Nondegeneracy of dominant singular value and positivity of dominant singular vector of connected nonnegative matrix

Question

Call a (not necessarily square) nonnegative matrix $M$ connected if there do not exist permutation matrices $P$ and $Q$ such that $PMQ=\begin{pmatrix}A&0\\0&B\end{pmatrix}$ for some $A$ and $B$. [Perhaps this property already has a standard name.]

I'm looking for a proof of the following (assuming it's true, as I believe):

If a matrix is (nonnegative and) connected, then

1. its dominant (greatest) singular value $s$ is not degenerate (i.e. it has unique left and right singular vectors),
2. the left and right singular vectors of $s$ are positive (not just nonnegative).

My guess is that this is probably relatively straightforward, or even follows directly from some standard results. However, I'm a combinatorialist with limited linear algebra, so would appreciate some help.

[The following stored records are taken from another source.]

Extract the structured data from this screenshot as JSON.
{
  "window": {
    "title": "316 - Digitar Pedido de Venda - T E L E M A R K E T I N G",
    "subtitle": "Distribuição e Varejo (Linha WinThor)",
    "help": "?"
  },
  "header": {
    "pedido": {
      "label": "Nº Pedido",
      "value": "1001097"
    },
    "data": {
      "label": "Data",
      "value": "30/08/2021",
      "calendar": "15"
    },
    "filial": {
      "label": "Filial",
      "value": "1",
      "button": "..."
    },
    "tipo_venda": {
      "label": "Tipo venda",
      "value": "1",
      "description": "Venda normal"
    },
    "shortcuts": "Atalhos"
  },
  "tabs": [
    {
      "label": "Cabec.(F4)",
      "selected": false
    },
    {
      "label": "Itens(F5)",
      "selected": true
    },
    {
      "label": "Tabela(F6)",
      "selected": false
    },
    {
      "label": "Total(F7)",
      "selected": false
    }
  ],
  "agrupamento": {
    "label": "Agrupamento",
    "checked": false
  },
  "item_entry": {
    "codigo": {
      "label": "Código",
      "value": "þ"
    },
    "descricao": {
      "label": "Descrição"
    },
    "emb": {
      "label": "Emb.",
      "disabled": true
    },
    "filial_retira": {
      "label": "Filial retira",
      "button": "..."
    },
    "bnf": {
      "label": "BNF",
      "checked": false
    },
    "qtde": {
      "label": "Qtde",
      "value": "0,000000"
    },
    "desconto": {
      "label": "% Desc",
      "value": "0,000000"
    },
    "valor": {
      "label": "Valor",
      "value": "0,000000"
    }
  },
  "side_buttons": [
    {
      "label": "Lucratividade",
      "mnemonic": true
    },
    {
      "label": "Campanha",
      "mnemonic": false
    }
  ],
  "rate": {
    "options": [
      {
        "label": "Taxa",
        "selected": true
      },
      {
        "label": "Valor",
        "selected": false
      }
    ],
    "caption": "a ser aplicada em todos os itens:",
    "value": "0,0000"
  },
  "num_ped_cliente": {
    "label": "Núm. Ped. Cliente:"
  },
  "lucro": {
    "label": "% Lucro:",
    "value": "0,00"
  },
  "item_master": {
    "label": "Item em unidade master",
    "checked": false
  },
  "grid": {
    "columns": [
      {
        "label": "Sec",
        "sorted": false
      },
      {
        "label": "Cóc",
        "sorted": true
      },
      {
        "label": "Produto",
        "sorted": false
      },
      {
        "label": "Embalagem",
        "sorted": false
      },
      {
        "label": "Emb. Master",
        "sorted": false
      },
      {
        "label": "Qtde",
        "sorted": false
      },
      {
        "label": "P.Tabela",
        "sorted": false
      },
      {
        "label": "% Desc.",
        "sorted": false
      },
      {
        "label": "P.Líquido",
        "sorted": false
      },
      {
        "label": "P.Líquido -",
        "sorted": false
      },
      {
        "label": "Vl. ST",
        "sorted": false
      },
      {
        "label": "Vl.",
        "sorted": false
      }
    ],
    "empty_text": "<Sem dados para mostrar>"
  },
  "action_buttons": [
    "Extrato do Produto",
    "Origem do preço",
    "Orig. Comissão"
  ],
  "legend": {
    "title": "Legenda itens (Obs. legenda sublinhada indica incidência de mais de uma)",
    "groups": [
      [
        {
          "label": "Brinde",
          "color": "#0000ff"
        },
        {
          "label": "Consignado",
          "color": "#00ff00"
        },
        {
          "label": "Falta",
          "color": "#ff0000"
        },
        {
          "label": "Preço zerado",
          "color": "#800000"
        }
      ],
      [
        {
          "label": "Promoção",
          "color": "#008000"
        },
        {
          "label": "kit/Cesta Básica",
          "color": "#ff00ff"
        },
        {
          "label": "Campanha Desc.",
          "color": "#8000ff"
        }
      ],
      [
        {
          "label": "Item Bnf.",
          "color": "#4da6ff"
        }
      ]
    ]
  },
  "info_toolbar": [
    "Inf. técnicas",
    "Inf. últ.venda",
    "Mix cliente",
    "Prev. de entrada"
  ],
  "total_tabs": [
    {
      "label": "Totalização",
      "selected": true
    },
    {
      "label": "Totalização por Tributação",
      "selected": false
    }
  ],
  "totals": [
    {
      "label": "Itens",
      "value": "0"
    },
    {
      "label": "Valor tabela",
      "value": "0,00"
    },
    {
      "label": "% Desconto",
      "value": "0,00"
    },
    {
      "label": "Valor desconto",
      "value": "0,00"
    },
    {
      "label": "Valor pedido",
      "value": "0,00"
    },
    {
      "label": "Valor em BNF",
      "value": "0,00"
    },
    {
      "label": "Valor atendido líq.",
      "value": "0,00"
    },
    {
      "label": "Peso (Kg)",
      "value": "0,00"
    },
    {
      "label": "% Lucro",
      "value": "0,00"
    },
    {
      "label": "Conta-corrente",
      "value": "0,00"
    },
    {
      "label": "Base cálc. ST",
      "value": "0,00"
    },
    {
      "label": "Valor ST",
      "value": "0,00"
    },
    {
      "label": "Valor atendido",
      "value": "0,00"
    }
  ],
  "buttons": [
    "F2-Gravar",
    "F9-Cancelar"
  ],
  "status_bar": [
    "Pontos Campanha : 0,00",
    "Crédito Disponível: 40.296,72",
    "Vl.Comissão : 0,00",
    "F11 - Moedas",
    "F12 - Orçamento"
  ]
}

The context is this paper by Albert & Vatter.

Answer 1

One can check (details on this to be given later) that your condition on $M$ implies that the symmetric nonnegative matrix $MM^T$ is not of the form $P^T\begin{pmatrix} N_1&0\\ 0&N_2\end{pmatrix}P$ for any permutation matrix $P$. So, the matrix $MM^T$ is primitive: it is non-negative and, for some natural number $m$, all entries of the $m$th power of $MM^T$ are $>0$.

So, your desired result for $MM^T$ follows by the Perron–Frobenius theorem. Similarly, for the matrix $M^T M$.

Answer 2

Consider $M$ to be the weighted biadjacency matrix of a bipartite graph $G$. If $M$ is connected then so is $G$. (This was the motivation for the terminology.)

$MM^T$ and $M^TM$ are then symmetric weighted adjacency matrices of the projections $G_1$ and $G_2$ of $G$ onto its two vertex sets (in which nodes are adjacent if they share a neighbour in $G$). If $G$ is connected, then so are $G_1$ and $G_2$. Thus $MM^T$ and $M^TM$ are both irreducible.